Likewise, the fiscal note for DMV fee increases projects $81 million a year in additional revenue currently, but the law allows the DMV to increase fees every five years to account for consumer price inflation. (A wise move, considering that many of those DMV fees had been unchanged since the 1960s and ‘70s.)
Assuming the fees are increased by the maximum 10 percent allowed in the law every five years, in the 25th year of the bond issue, the fees would be bringing in not an additional $81 million a year, but approximately $130.5 million.
Clearly, the current revenue stream is more than sufficient to pay off $1.6 billion in bonds, and anyone who says otherwise is either buffooned or is purposely making false claims.

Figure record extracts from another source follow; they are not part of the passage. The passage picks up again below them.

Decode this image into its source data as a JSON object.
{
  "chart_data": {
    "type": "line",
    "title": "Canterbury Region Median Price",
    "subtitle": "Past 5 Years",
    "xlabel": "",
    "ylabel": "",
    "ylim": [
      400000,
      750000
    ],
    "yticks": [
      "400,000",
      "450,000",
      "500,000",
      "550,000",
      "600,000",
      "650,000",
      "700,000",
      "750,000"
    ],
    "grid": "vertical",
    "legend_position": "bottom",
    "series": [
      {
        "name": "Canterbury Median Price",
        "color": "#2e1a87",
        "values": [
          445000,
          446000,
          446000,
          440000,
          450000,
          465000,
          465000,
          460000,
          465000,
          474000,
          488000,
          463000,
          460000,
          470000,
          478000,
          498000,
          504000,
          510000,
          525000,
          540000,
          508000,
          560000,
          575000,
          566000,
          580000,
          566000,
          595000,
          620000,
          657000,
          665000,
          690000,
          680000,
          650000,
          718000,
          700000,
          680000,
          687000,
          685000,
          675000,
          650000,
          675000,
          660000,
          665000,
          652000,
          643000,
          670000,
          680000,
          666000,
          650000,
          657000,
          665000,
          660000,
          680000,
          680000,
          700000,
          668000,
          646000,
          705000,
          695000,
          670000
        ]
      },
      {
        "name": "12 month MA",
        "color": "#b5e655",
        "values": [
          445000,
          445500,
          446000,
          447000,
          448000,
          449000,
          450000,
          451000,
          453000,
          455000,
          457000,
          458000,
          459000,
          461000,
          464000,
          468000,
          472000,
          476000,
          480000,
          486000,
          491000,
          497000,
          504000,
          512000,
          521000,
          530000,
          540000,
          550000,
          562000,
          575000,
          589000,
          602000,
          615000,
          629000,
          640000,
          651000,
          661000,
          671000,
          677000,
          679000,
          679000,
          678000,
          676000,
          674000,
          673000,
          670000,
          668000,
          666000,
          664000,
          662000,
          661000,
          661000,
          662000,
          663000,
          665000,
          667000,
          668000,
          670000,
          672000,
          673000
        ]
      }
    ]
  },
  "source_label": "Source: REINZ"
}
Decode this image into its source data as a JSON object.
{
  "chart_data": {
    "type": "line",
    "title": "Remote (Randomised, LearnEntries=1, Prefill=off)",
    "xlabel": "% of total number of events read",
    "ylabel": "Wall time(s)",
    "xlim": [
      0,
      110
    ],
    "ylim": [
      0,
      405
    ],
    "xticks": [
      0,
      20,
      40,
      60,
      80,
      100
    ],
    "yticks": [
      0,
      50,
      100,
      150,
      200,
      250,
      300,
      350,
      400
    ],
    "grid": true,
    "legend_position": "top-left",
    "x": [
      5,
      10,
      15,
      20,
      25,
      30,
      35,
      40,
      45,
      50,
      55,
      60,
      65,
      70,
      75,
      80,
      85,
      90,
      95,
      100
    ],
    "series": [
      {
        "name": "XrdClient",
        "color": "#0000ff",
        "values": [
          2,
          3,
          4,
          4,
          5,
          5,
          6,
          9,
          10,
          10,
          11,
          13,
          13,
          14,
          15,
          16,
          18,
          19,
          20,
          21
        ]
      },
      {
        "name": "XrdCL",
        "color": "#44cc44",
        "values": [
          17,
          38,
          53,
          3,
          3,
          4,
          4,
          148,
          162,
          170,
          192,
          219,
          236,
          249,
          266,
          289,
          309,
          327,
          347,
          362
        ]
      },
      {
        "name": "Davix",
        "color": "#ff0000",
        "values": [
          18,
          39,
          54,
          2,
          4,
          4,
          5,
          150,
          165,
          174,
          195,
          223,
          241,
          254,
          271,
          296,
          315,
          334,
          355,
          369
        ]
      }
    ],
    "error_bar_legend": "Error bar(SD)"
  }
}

n Build trust. Between longstanding stereotypes and very real news accounts, many see a Division of Highways plagued with waste, fraud and abuse.
Voters need confidence that a massive $2.5 billion wave of highways construction will be conducted in an open, honest and transparent manner, and will be as cost-efficient as possible.
▪ ▪ ▪
As agencies continue to move into newly renovated Capitol Complex Building 3, the bills for furnishing the new office space continue to roll in.
Marshall Reynolds’ Capitol Business Interiors continues to be the major benefactor, with August billings totaling $934,005 to WorkForce West Virginia, and $270,421 to the state Division of Tourism.
That brings total payments to date to Capitol Business Interiors for Building 3 furnishings to $4.345 million.
▪ ▪ ▪
Finally, speaking of tourism, Oshel Craigo has resigned from the state Tourism Commission, where he had served as chairman in recent years. That probably marks the end of a long and storied career in public service, highlighted by his eight-year tenure as Senate Finance Committee chairman.
Craigo was part of a trio of Senate Finance chairmen, beginning with Earl Ray Tomblin in 1987 and running through to Walt Helmick in 2012, who brought new levels of fiscal responsibility to the Legislature. During their tenures, the state established Rainy Day emergency reserve funds, came up with funding to stabilize critically underfunded state pension funds, and paid down massive Workers’ Compensation unfunded liabilities.
(Worth noting that under their leadership, it took days, not months, to enact state budgets.)
When discussing policy matters, Craigo frequently and famously reminded colleagues to consider the impact on the folks living in little white houses, a focus that has faded since his departure.
Craigo, meanwhile, has lived a true Horatio Alger story. Starting out as a barber, he would overhear businessmen talking about real estate transactions and business deals, absorbed the information like a sponge, and began dabbling in real estate and business ventures himself.
The rest, as they say, is history. There’s a reason why few regional fast food chains survive, let alone thrive, against big national competitors like McDonald’s, as Craigo’s Tudor’s Biscuit World chain has done.
(By the way, Jeffery Lusk, executive director of the Hatfield McCoy Regional Recreation Authority, succeeds Craigo as commission chairman.)